The impossibility of continuous growth
Paul Gilding, famous consultant and environmentalist, was a speaker at a lunch meeting in The Hague, with Gavin Neath, Vice President Sustainability at Unilever. It is quite simple, he said, to acknowledge that we will have to change. The principle of continuous growth is at odds with the laws of nature. We act as if the market has ‘cracked the code of human progress’, but we are not going to raise 9 billion people to European standards of living. That would mean a production 15 times the present one. It is just not going to happen.
Moreover, human beings do not get happier from getting ever richer. The step from poverty to the end of hardship is very important, but after that a rise in income will not contribute to happiness – if people get very rich, they will even get unhappier.
Nevertheless, we head for disaster full speed. Suppose that we – on the basis of IPCC models – would want to reduce the chance of a disruptive climate change to 20%, that would already be a game of Russian roulette. Then we will finish up our entire CO2 budget in 12 to 14 years. In order to avert this, we would have to phase out fossil fuels entirely in 20 years. That is just not going to happen.
Here a universal law comes into play. People do not react to disaster coming. They stay in denial – until it is too late, and even after that. But here is the good news: once crisis has hit us, people react with unimaginable resilience and make choices one could not have imagined before.
Gavin Neath, the other speaker, gave excellent examples of what companies can do about sustainability. He did so from a sense of humility, for it was not the corporate community but NGOs who started awareness about sustainability; and from the insight that not a single company is doing enough yet. Unilever consciously uses the engineer’s joy in meeting unequivocal and ambitious standards. Like: cut in half water use; and then again.
Cooperation is of the essence. On its own, Unilever removed all greenhouse gases from its cooling machines. In order to get the same result in the US, they needed a broad coalition with, among others, Greenpeace, Coca-Cola and Heineken.
Pave the way
Deforestation, one more persistent problem. According to calculations, it is responsible for more greenhouse gas emissions than transport.
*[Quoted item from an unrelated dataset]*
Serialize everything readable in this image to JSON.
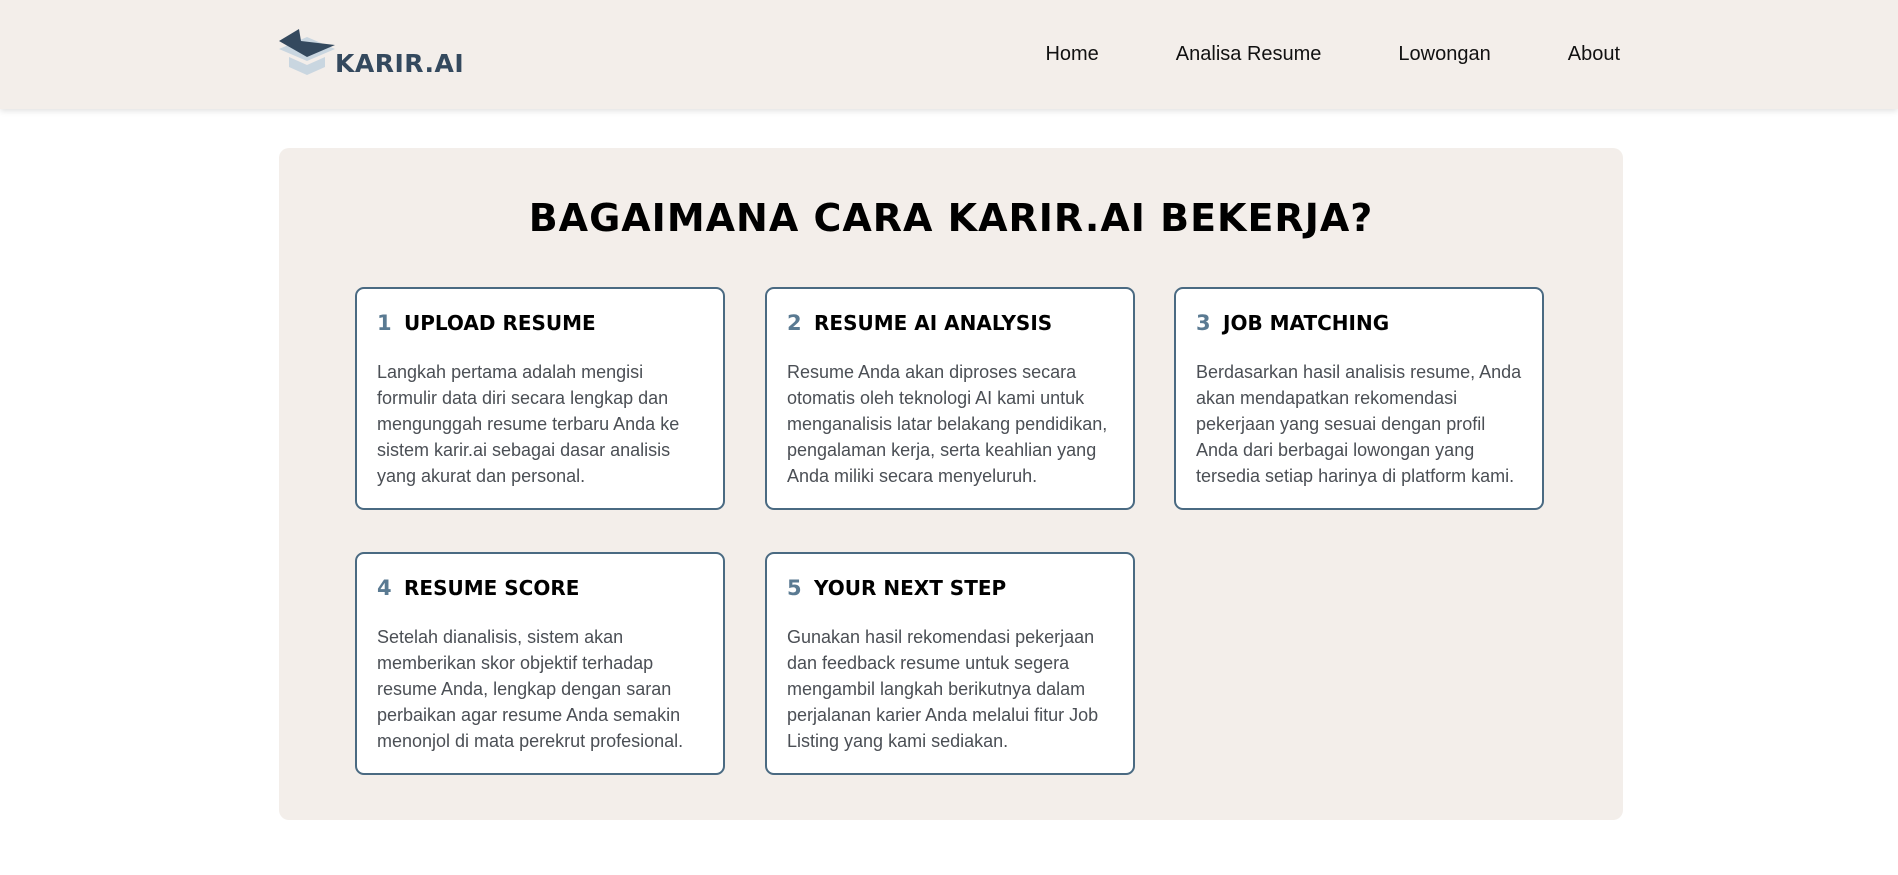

An even broader coalition, representing 5% of the world economy, has persuaded US government to support a plan to secure in the entire value chain that not a single tree will be felled any more for palm oil and soy.
Hans Eenhoorn, he himself having been active in establishing Unilever’s sustainability strategy and now in True Pricing (see our column on that subject), asked Paul Gilding if he regarded this kind of corporate action as no more than ‘pissing against the wind’, keeping in mind what actually would be needed. No, Paul said, once mankind eventually comes to its senses, such initiatives will have paved the way on which we will be able to continue.